Analyst · Baird. Your line is now open.

And maybe one more just -- obviously, it's been really impressive, your ability to manage costs this year. I guess looking out maybe higher level into next year and beyond. How are you thinking about the cost cuts in terms of kind of the permanent structural changes versus kind of more one-time items this year at a higher level?

Chris Work

Management

Yes. Thanks. I think this is one of the challenges we're going to have heading into 2021 and probably most retailers will as they think about their business. I mean we are very proud of how we've been able to manage through this. I think our teams have done a phenomenal job of -- we built the 2020 budget, and we rebuilt it. We've done tons of different scenario planning. We have kind of written the highs and lows and try to navigate through this. But as we think about moving back into 2021, there are -- the period the stores were closed, and we think there will be some sales we can recapture, but there's a significant amount of cost that we've had to manage out. And there are things that are really important to us in our overall philosophy.
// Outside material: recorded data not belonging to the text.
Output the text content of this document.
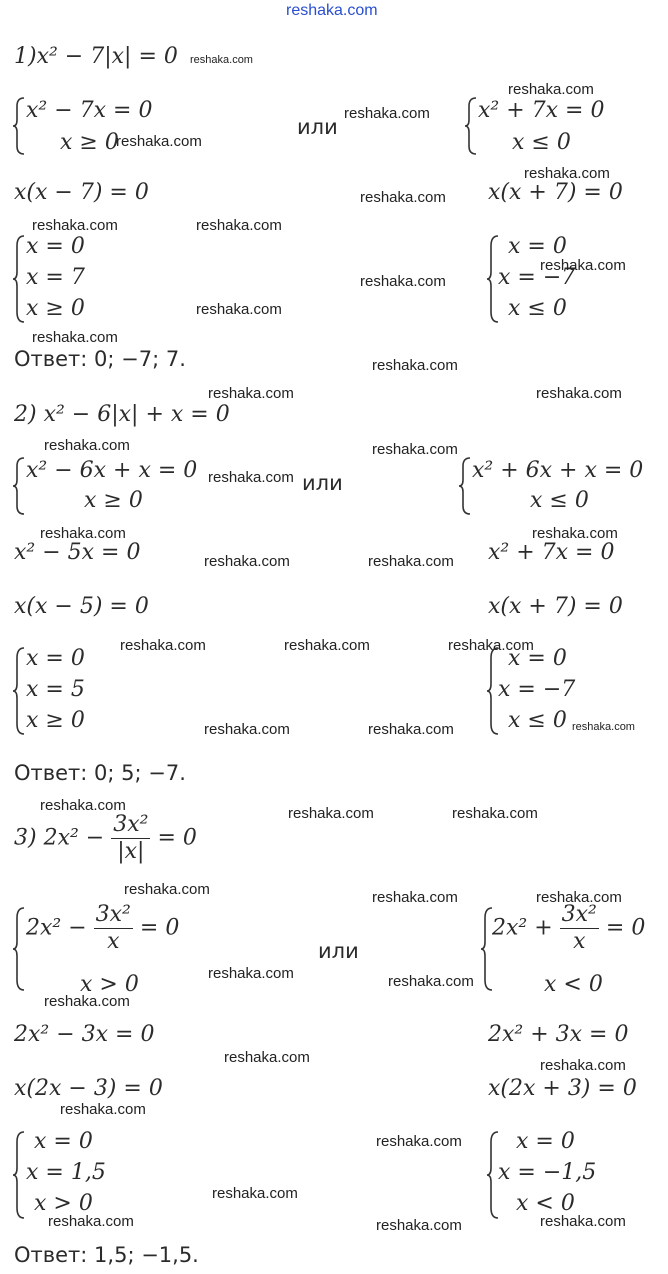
reshaka.com
1)x² − 7|x| = 0
x² − 7x = 0
x ≥ 0
или
x² + 7x = 0
x ≤ 0
x(x − 7) = 0	x(x + 7) = 0
x = 0
x = 7
x ≥ 0
x = 0
x = −7
x ≤ 0
Ответ: 0; −7; 7.
2) x² − 6|x| + x = 0
x² − 6x + x = 0
x ≥ 0
или	x² + 6x + x = 0
x ≤ 0
x² − 5x = 0	x² + 7x = 0
x(x − 5) = 0	x(x + 7) = 0
x = 0
x = 5
x ≥ 0
x = 0
x = −7
x ≤ 0
Ответ: 0; 5; −7.
3) $2x^2 - \frac{\text{3x²}}{|x|} = 0$
$2x^2 - \frac{\text{3x²}}{x} = 0$
x > 0
или
$2x^2 + \frac{\text{3x²}}{x} = 0$
x < 0
2x² − 3x = 0	2x² + 3x = 0
x(2x − 3) = 0	x(2x + 3) = 0
x = 0
x = 1,5
x > 0
x = 0
x = −1,5
x < 0
Ответ: 1,5; −1,5.
reshaka.com
reshaka.com
reshaka.com
reshaka.com
reshaka.com
reshaka.com
reshaka.com	reshaka.com
reshaka.com
reshaka.com
reshaka.com
reshaka.com
reshaka.com
reshaka.com	reshaka.com
reshaka.com	reshaka.com
reshaka.com
reshaka.com	reshaka.com
reshaka.com	reshaka.com
reshaka.com	reshaka.com	reshaka.com
reshaka.com	reshaka.com	reshaka.com
reshaka.com	reshaka.com	reshaka.com
reshaka.com	reshaka.com	reshaka.com
reshaka.com	reshaka.com
reshaka.com
reshaka.com	reshaka.com
reshaka.com
reshaka.com
reshaka.com
reshaka.com	reshaka.com
reshaka.com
So as we think about moving into 2021, what we expect to have happen is there will be a step-up in our cost structure and specifically within SG&A, as a result of kind of driving the business back and not having some of the savings of whether they're rent abatements or saving credit -- payroll credits or reduced operating hours in malls or reduction of travel or some of our national events. And then starting to layer those back in, where they make sense. And I think one of the things we're figuring out here over the back 6 months of this year is what that looks like. And something will definitely be coming back to you guys with most likely during our Q4 call, but maybe even a little bit in our Q3 call of trying to outline some of that because it is going to be important to make sure we're aligned in that modeling because we…

Operator

Operator

I'm showing no further questions in queue at this time. I'd like to turn the call back to Mr. Brooks for closing remarks.

Rick Brooks

Management

Alright. Thank you. And I just want to close today's call with a big thank you to all of our teams around the world. And our brand partners, too, for all their hard work through 2020. And we really appreciate an amazing effort by everyone to really help us serve our mutual customers everywhere we do business. So thank you, everybody. And we look forward, again, to talking to all of you when we do release the third quarter earnings in December. Thanks, everybody.

Operator

Operator

Ladies and gentlemen, this concludes today's conference call. Thank you for participating. You may now disconnect.